Really how it works is simple. The compressor works like the asset class, sort of. An example of using the compressor is:
Fuel::add_package('compressor');
$files = array('script1.js', 'script2.js', 'scriptN.js');
// Echos <script src="http://.../scripts.pack.js" type="text/javascript"></script>
echo Compressor::js($files, 'scripts.pack');
Now, that’s a basic example of taking multiple scripts, compressing, and adding them to you assets folder. Note that it can cache to folders other than the assets folder (Set in ‘compressor/config/compressor.php’), but it will force the use of a js and css folder within the configured folder. This behavior is because the package was designed as a simple way of auto-magically compressing your scripts while you work on them locally, then not have to worry about it in the production environment.

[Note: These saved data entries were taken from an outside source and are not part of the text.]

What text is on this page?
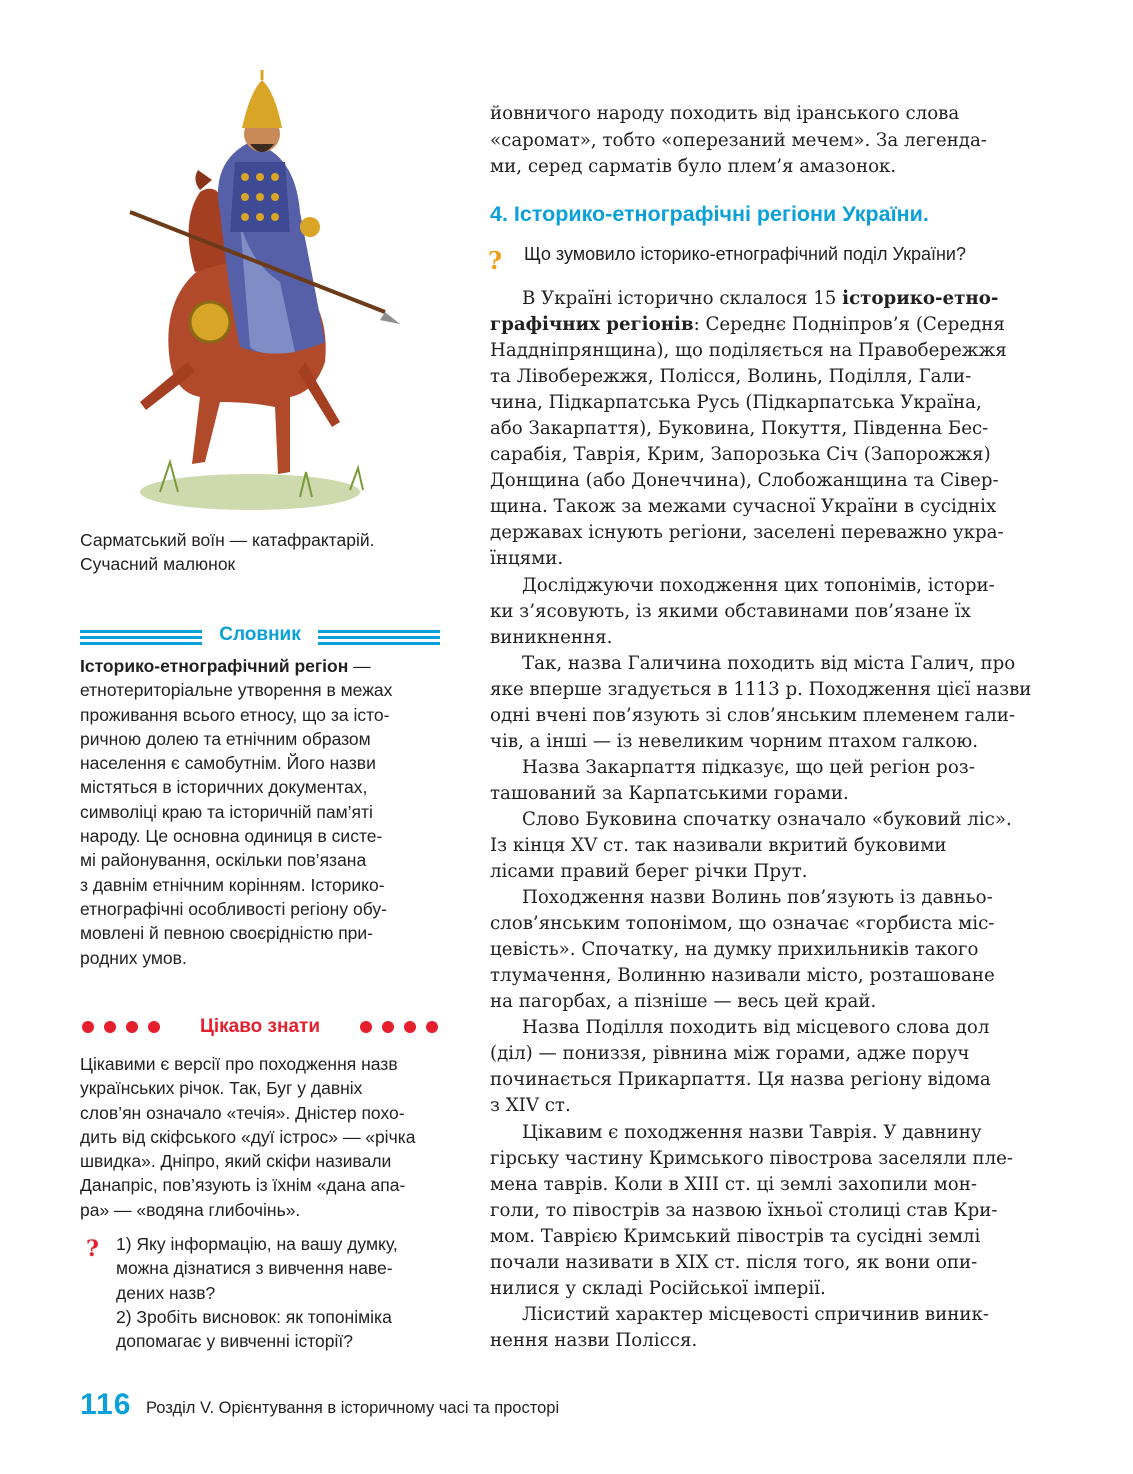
Сарматський воїн — катафрактарій.
Сучасний малюнок
Словник
Історико-етнографічний регіон —
етнотериторіальне утворення в межах
проживання всього етносу, що за істо-
ричною долею та етнічним образом
населення є самобутнім. Його назви
містяться в історичних документах,
символіці краю та історичній пам’яті
народу. Це основна одиниця в систе-
мі районування, оскільки пов’язана
з давнім етнічним корінням. Історико-
етнографічні особливості регіону обу-
мовлені й певною своєрідністю при-
родних умов.
Цікаво знати
Цікавими є версії про походження назв
українських річок. Так, Буг у давніх
слов’ян означало «течія». Дністер похо-
дить від скіфського «дуї істрос» — «річка
швидка». Дніпро, який скіфи називали
Данапріс, пов’язують із їхнім «дана апа-
ра» — «водяна глибочінь».
? 1) Яку інформацію, на вашу думку,
можна дізнатися з вивчення наве-
дених назв?
2) Зробіть висновок: як топоніміка
допомагає у вивченні історії?
йовничого народу походить від іранського слова
«саромат», тобто «оперезаний мечем». За легенда-
ми, серед сарматів було плем’я амазонок.
4. Історико-етнографічні регіони України.
? Що зумовило історико-етнографічний поділ України?
В Україні історично склалося 15 історико-етно-
графічних регіонів: Середнє Подніпров’я (Середня
Наддніпрянщина), що поділяється на Правобережжя
та Лівобережжя, Полісся, Волинь, Поділля, Гали-
чина, Підкарпатська Русь (Підкарпатська Україна,
або Закарпаття), Буковина, Покуття, Південна Бес-
сарабія, Таврія, Крим, Запорозька Січ (Запорожжя)
Донщина (або Донеччина), Слобожанщина та Сівер-
щина. Також за межами сучасної України в сусідніх
державах існують регіони, заселені переважно укра-
їнцями.
Досліджуючи походження цих топонімів, істори-
ки з’ясовують, із якими обставинами пов’язане їх
виникнення.
Так, назва Галичина походить від міста Галич, про
яке вперше згадується в 1113 р. Походження цієї назви
одні вчені пов’язують зі слов’янським племенем гали-
чів, а інші — із невеликим чорним птахом галкою.
Назва Закарпаття підказує, що цей регіон роз-
ташований за Карпатськими горами.
Слово Буковина спочатку означало «буковий ліс».
Із кінця XV ст. так називали вкритий буковими
лісами правий берег річки Прут.
Походження назви Волинь пов’язують із давньо-
слов’янським топонімом, що означає «горбиста міс-
цевість». Спочатку, на думку прихильників такого
тлумачення, Волинню називали місто, розташоване
на пагорбах, а пізніше — весь цей край.
Назва Поділля походить від місцевого слова дол
(діл) — пониззя, рівнина між горами, адже поруч
починається Прикарпаття. Ця назва регіону відома
з XIV ст.
Цікавим є походження назви Таврія. У давнину
гірську частину Кримського півострова заселяли пле-
мена таврів. Коли в XIII ст. ці землі захопили мон-
голи, то півострів за назвою їхньої столиці став Кри-
мом. Таврією Кримський півострів та сусідні землі
почали називати в XIX ст. після того, як вони опи-
нилися у складі Російської імперії.
Лісистий характер місцевості спричинив виник-
нення назви Полісся.
116 Розділ V. Орієнтування в історичному часі та просторі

It will return the code if the 2nd param is null:
$myscript = "Script goes here";
$myjs = Compressor::js($myscript);
echo $myjs; // Echos the compressed js
$myscripts = array('scripts.js');
$myjs = Compressor::js($myscripts);
echo $myjs; // Echos the compressed js files
That about covers the basic use. There is a HTML compressor, but it’s just a basic call to the html-compressor lib. Also, the documentation in the actually classes folder should cover anything not said here.